The Humane Society of the United States and a coalition of animal protection, veterinary and food safety groups today filed ballot language that seeks to upgrade California’s laws aimed at preventing cruelty to farm animals and protecting California consumers from inhumanely produced and unsafe animal products. The HSUS and the other organizations filed the measure with the California Attorney General today as a step toward a statewide signature gathering campaign to launch this fall.
Once the Secretary of State issues a ballot title and summary, the coalition will set its sights on gathering the 365,880 signatures required—within 180 days—for placement on the statewide ballot in November 2018.
“Californians know that locking farm animals in tight cages for the duration of their lives is cruel and compromises food safety,” said Wayne Pacelle, president and CEO of The Humane Society of the United States. “All animals deserve humane treatment, especially those raised for food.”
Prop 2, which passed in a landslide 63.5 to 36.5 percent vote in 2008, established that hens, pigs and calves statewide must be able to stand up, lie down, turn around freely and fully extend their limbs, and went into effect in 2015. Two years later, in 2010, the California legislature enacted AB 1437 to apply Prop 2’s standards to eggs sold statewide, regardless of where the laying hens produced the eggs.

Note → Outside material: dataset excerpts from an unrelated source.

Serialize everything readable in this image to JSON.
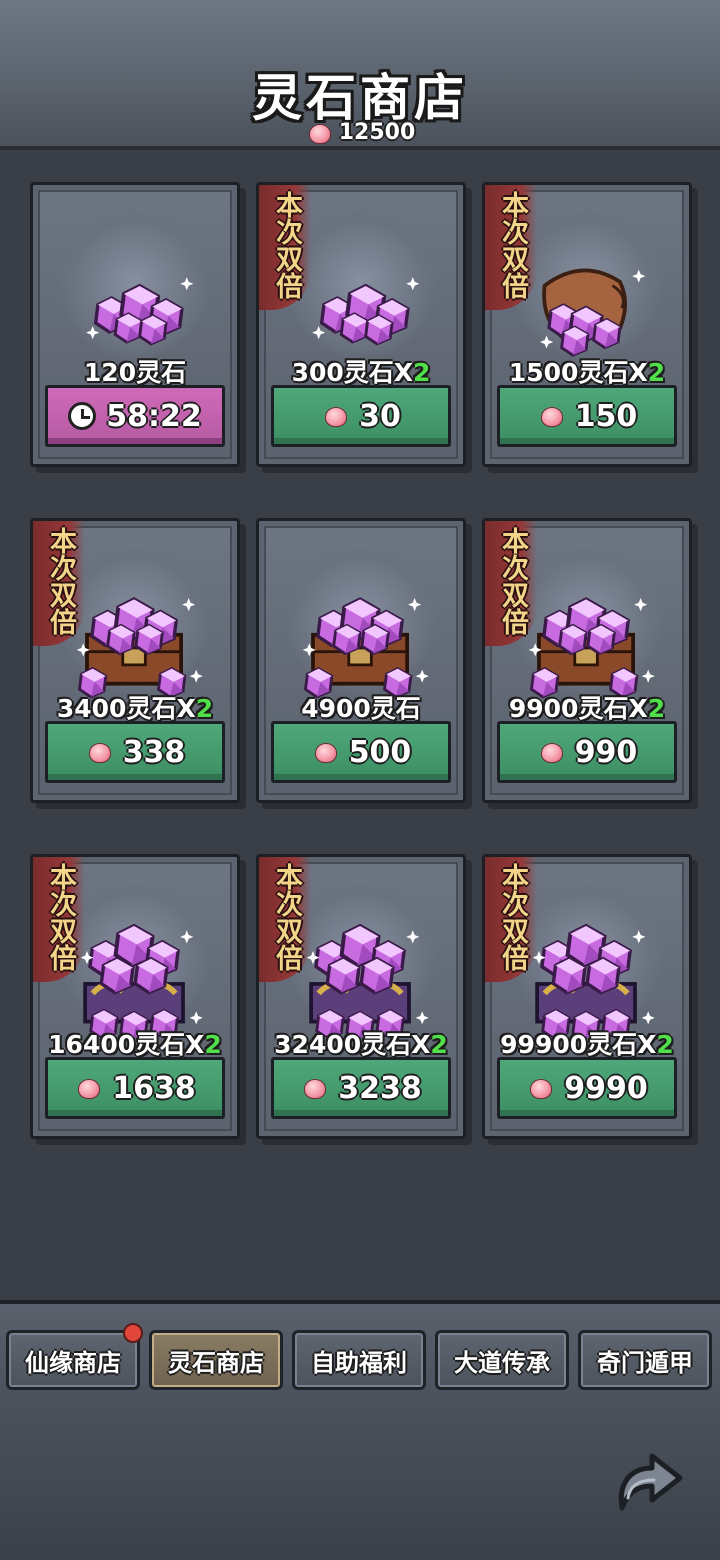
{
  "header": {
    "title": "灵石商店",
    "currency_amount": "12500",
    "currency_icon": "peach-icon"
  },
  "badge_text": "本次双倍",
  "items": [
    {
      "amount": "120灵石",
      "mult": "",
      "price": "58:22",
      "kind": "timer",
      "icon": "gem-pile",
      "double": false
    },
    {
      "amount": "300灵石X",
      "mult": "2",
      "price": "30",
      "kind": "buy",
      "icon": "gem-pile",
      "double": true
    },
    {
      "amount": "1500灵石X",
      "mult": "2",
      "price": "150",
      "kind": "buy",
      "icon": "gem-bag",
      "double": true
    },
    {
      "amount": "3400灵石X",
      "mult": "2",
      "price": "338",
      "kind": "buy",
      "icon": "gem-crate",
      "double": true
    },
    {
      "amount": "4900灵石",
      "mult": "",
      "price": "500",
      "kind": "buy",
      "icon": "gem-crate",
      "double": false
    },
    {
      "amount": "9900灵石X",
      "mult": "2",
      "price": "990",
      "kind": "buy",
      "icon": "gem-crate",
      "double": true
    },
    {
      "amount": "16400灵石X",
      "mult": "2",
      "price": "1638",
      "kind": "buy",
      "icon": "gem-chest",
      "double": true
    },
    {
      "amount": "32400灵石X",
      "mult": "2",
      "price": "3238",
      "kind": "buy",
      "icon": "gem-chest",
      "double": true
    },
    {
      "amount": "99900灵石X",
      "mult": "2",
      "price": "9990",
      "kind": "buy",
      "icon": "gem-chest",
      "double": true
    }
  ],
  "tabs": [
    {
      "label": "仙缘商店",
      "active": false,
      "notify": true
    },
    {
      "label": "灵石商店",
      "active": true,
      "notify": false
    },
    {
      "label": "自助福利",
      "active": false,
      "notify": false
    },
    {
      "label": "大道传承",
      "active": false,
      "notify": false
    },
    {
      "label": "奇门遁甲",
      "active": false,
      "notify": false
    }
  ],
  "colors": {
    "buy_button": "#4fa87a",
    "timer_button": "#cf6ab8",
    "multiplier": "#52e04a",
    "badge_ribbon": "#953838",
    "badge_text": "#f3d58a"
  }
}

While the two laws faced legal attacks from farm trade groups and politicians acting on behalf of agribusiness interests in Midwest states, California prevailed in a series of state and federal challenges, with the U.S. Supreme Court declining to hear the latest appeal in an AB 1437 case earlier this year.

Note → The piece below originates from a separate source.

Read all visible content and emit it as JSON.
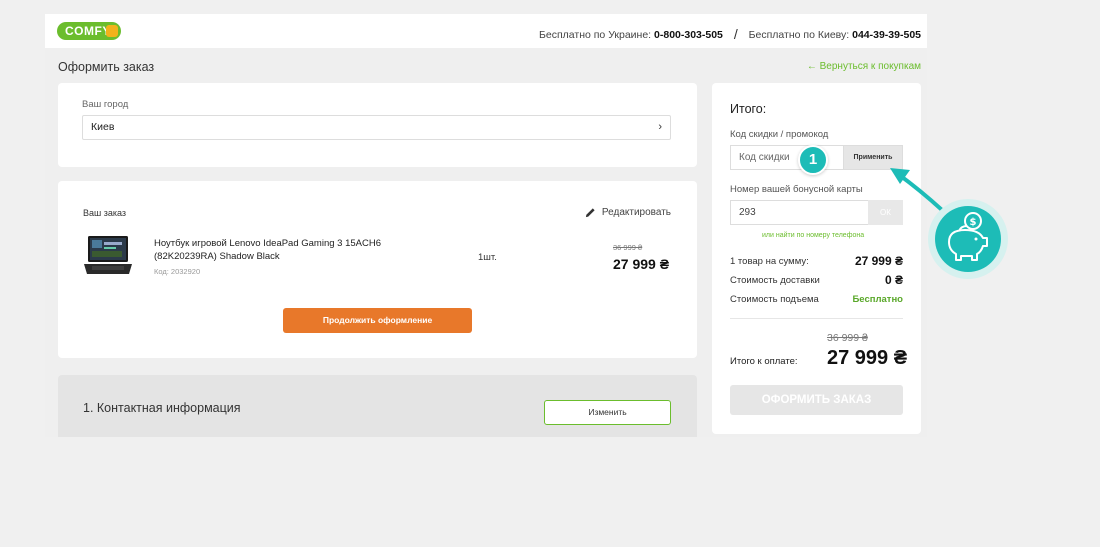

“Despite some progress on animal welfare in California, we have more to do and there is a clear need to upgrade the law to protect farm animals and consumers,” said Pacelle.
Much of the pork sold statewide still comes from factory farms that confine sows in cruel gestation crates where the animals are unable even to turn around. Veal from crated calves is still sold in the state, too. The new initiative will prohibit sales of products derived from such intensive confinement.
Although Prop 2’s opponents agreed during the 2008 campaign that the law would mean a shift to cage-free egg production, many California egg producers have simply kept their cage systems—merely rigging them a bit by reducing stocking densities to give birds slightly more space. They got a major assist from the California Department of Food and Agriculture in their subversion of Prop 2’s standards when the agency adopted a rule that seemed to suggest the hens could be legally confined in cages with the slightly lower stocking densities.
In California, only voters can strengthen a law enacted by ballot initiative. Such an upgrade will produce dramatically better outcomes for millions of animals, establishing a bright-line legal standard that cage confinement is forbidden.
To do that, this measure will:
- Establish that eggs produced and sold in California must come from cage-free birds, requiring that within one year of enactment, eggs sold statewide would have to come from birds given one square foot of space each—often regarded as a cage-free standard. It would subsequently explicitly require that by Dec. 31, 2021, all birds must live in cage-free systems.
- Require that pork sold in California come from farms that don’t lock pigs in gestation crates by Dec. 31, 2021.
- Require that veal sold in California come from farms that don’t lock calves in veal crates by Dec. 31, 2019.
Economic analyses (PDF) from the egg industry itself show that it would cost only about a penny or two more per egg to go cage-free, something the largest retailers are already doing. In fact, McDonald’s is going 100 percent cage-free and says it won’t raise its prices even a penny. Costco, Walmart, Safeway and more than 250 other major retailers have made similar cage-free pledges, with different dates of implementation. The ballot measure will help assure consumers that the food retailers will abide by the promised standards.
Other leading members of the coalition include the Center for Food Safety, San Francisco SPCA, San Diego Humane Society, Marin Humane Society, ASPCA, Mercy For Animals, The Humane League, Compassion in World Farming, Animal Equality, The Humane Society Veterinary Medical Association, Compassion Over Killing, and the Animal Protection and Rescue League.